A common military rhyme of the period about both British and French musket shots summed up the situation:
One went high,
and one went low,
and where in Hell
did the other one go.
British Brown Besses and French Charlevilles faced each other in North America during the Seven Years’ War (1756–63), an extension of the two countries’ conflict in Europe. American colonists, who accompanied the British as members of local militias, were also armed with the Brown Bess or other smooth-bore muskets that were “accurate” for only eighty yards or less. Toward the end of the conflict, the British formed the 60th Royal Americans as sharpshooters equipped with Pennsylvania long rifles. There is no record, however, that those marksmen had any influence on the war’s final battles, perhaps because British commanders saw little use for weapons that could not mount bayonets. Cold steel rather than hot shot remained the deciding factor in most battles.

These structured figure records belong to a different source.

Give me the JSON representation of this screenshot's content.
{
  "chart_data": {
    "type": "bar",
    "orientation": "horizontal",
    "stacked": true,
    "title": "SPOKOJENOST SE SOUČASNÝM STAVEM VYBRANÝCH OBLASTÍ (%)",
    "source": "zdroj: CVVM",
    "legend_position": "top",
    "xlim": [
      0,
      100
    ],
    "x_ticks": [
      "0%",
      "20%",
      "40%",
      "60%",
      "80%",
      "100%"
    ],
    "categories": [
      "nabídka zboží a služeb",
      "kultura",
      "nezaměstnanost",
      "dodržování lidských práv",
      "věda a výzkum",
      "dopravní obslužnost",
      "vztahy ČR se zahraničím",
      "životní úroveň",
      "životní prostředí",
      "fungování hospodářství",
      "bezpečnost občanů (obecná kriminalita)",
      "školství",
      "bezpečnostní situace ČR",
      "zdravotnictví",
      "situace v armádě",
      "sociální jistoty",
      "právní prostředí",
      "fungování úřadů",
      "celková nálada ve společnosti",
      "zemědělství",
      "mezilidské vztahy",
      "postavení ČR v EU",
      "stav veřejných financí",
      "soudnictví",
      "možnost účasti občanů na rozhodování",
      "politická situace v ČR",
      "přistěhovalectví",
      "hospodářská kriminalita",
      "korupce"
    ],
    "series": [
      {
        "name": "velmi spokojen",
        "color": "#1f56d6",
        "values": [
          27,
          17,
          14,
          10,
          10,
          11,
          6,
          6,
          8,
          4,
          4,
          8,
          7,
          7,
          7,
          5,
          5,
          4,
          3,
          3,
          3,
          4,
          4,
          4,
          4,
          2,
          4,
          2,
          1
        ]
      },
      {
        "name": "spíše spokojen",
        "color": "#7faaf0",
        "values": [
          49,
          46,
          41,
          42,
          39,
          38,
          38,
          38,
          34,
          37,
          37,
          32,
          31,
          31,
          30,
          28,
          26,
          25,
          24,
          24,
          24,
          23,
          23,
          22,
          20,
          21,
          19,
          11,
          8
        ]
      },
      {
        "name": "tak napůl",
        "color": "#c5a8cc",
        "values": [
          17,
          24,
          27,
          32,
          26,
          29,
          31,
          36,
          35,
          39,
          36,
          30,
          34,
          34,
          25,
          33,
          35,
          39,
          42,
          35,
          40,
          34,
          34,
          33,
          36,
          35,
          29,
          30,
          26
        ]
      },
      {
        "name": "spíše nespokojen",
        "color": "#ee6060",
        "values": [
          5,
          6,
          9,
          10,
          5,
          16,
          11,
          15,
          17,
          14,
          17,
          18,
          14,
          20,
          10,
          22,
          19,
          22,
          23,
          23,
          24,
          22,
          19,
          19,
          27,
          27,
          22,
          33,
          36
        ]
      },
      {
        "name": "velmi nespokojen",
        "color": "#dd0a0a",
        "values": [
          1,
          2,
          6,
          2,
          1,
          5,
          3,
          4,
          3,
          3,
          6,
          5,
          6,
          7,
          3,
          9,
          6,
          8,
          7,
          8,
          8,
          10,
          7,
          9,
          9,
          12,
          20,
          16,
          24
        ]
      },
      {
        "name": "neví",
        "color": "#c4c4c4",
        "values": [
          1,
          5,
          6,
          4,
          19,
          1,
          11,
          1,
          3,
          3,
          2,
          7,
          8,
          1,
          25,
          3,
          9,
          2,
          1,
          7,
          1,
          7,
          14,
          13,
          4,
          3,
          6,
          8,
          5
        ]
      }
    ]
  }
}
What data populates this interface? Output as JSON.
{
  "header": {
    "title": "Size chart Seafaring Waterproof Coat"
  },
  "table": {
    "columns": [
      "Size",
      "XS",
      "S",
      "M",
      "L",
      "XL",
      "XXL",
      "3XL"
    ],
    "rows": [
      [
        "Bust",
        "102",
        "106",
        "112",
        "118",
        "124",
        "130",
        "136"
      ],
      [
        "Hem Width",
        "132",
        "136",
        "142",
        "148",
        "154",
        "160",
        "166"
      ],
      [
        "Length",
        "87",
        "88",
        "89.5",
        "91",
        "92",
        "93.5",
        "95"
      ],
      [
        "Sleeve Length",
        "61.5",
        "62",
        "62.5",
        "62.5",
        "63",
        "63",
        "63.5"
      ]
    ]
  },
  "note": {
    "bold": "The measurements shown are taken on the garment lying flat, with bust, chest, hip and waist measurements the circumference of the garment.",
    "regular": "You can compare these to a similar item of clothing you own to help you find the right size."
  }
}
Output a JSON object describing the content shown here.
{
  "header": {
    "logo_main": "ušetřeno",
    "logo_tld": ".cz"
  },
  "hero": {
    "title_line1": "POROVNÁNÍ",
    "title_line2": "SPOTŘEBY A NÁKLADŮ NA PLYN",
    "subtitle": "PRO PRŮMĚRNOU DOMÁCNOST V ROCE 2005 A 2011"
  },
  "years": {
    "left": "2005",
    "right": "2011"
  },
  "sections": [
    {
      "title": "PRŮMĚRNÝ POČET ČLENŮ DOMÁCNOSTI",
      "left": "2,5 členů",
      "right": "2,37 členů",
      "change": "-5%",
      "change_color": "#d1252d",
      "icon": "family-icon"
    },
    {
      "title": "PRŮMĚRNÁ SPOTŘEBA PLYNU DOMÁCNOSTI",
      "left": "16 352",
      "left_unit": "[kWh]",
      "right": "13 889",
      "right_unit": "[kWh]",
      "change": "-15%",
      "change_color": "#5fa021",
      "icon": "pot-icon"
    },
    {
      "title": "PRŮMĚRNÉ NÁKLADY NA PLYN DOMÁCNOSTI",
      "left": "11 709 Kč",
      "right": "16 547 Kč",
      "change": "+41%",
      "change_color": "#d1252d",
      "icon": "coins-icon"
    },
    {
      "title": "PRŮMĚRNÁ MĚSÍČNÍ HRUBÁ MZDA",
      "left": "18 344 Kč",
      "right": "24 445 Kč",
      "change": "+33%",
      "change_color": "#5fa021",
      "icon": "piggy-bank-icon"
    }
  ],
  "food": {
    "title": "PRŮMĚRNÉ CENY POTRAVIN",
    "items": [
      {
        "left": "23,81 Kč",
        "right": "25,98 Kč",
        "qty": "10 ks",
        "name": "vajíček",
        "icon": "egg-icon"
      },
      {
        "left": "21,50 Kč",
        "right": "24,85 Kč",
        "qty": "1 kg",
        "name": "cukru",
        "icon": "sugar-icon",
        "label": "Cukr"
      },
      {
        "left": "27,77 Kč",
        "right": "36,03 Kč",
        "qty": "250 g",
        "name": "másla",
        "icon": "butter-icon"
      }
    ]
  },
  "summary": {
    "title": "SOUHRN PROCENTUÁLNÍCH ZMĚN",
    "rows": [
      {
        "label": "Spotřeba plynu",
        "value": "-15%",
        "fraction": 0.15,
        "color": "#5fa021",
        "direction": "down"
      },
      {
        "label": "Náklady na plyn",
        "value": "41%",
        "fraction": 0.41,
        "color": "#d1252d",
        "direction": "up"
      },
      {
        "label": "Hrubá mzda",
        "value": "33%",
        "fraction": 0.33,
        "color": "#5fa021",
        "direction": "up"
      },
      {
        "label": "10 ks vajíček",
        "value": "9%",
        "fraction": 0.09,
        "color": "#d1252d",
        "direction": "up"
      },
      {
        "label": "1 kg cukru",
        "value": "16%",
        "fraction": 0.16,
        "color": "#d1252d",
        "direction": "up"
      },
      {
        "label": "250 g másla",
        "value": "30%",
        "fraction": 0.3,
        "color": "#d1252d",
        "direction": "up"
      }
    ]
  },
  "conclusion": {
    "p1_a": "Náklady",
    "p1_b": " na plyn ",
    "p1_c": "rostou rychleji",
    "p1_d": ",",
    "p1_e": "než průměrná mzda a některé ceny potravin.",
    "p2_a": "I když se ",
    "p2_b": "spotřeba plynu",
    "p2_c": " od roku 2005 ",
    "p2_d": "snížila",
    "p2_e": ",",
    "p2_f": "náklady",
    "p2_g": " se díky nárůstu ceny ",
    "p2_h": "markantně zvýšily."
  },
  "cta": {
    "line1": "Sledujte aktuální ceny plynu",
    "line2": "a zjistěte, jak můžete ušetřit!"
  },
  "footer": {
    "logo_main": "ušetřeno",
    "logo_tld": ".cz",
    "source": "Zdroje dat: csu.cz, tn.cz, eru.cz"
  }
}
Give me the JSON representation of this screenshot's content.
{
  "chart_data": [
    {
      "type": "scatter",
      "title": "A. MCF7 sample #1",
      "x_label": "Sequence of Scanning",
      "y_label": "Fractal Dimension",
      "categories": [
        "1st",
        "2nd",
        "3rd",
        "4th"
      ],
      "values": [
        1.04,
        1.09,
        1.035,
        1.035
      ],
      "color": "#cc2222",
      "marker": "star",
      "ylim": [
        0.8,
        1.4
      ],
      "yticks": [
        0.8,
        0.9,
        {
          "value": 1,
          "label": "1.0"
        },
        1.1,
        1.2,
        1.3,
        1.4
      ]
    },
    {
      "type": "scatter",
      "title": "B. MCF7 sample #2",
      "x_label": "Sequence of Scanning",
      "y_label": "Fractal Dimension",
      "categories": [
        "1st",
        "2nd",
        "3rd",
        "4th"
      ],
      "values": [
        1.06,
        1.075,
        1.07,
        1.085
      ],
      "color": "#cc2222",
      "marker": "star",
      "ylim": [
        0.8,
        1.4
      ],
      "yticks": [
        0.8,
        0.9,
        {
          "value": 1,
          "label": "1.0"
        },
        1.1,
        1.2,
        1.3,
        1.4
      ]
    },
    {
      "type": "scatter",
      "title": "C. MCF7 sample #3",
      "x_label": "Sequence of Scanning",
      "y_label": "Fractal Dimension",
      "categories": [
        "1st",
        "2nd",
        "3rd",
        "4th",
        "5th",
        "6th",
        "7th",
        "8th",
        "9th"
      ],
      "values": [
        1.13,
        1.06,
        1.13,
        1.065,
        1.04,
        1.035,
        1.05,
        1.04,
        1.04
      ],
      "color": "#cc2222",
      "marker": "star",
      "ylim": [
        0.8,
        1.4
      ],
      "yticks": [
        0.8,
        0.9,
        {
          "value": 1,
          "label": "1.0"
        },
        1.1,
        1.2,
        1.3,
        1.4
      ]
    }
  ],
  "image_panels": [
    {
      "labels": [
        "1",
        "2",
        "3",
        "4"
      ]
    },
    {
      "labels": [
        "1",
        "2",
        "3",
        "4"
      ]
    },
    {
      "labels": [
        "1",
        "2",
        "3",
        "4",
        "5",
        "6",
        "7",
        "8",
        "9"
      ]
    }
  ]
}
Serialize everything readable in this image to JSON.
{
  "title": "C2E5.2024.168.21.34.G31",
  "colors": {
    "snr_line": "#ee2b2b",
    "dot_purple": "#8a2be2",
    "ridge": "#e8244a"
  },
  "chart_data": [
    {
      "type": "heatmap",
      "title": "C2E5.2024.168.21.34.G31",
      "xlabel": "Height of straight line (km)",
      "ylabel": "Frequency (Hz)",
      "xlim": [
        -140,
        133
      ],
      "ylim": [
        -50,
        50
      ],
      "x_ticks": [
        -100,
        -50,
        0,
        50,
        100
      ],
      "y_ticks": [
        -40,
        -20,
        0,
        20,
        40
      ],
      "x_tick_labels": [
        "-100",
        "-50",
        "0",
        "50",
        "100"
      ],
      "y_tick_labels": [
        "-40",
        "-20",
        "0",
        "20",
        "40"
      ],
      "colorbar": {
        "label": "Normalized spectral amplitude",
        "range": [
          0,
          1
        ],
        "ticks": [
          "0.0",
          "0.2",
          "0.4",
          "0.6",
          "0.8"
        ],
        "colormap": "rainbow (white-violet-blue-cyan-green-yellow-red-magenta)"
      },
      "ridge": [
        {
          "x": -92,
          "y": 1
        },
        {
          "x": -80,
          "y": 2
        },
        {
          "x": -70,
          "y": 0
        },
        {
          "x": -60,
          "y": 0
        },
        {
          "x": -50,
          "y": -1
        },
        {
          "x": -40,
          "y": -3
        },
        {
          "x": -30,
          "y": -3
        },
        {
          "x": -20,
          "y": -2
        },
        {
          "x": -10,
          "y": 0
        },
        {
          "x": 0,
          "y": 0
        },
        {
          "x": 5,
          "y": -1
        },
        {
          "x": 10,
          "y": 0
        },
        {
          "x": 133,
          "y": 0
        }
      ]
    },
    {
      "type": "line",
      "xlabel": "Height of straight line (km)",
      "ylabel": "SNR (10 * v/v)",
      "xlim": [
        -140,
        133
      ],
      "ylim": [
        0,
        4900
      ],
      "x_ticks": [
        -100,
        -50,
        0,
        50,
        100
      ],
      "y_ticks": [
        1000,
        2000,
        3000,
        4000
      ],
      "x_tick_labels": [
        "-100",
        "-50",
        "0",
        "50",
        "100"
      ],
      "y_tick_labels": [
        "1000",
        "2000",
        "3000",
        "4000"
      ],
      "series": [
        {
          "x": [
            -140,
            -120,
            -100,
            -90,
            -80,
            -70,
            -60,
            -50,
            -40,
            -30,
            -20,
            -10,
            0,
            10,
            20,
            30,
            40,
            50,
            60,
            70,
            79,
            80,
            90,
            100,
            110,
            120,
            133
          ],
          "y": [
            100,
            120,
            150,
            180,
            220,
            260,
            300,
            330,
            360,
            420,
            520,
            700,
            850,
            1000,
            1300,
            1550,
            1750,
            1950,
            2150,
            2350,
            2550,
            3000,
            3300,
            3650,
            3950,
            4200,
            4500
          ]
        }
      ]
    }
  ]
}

The first accurate long-range shooters to influence a battle in America came forward in the Revolutionary War. Americans armed their rebel army with Brown Besses captured from the British, with Charlevilles purchased from the French, and with locally produced .75-caliber flintlocks—called Committee of Safety muskets, authorized by the Continental Congress in November 1775. All of these weapons shared the inaccuracy common to smooth-bore muskets. Except when fired in volley at close range or employed as holders for bayonets, they were so ineffective that Benjamin Franklin recommended arming the revolutionary army with bows and arrows rather than the unpredictable muskets.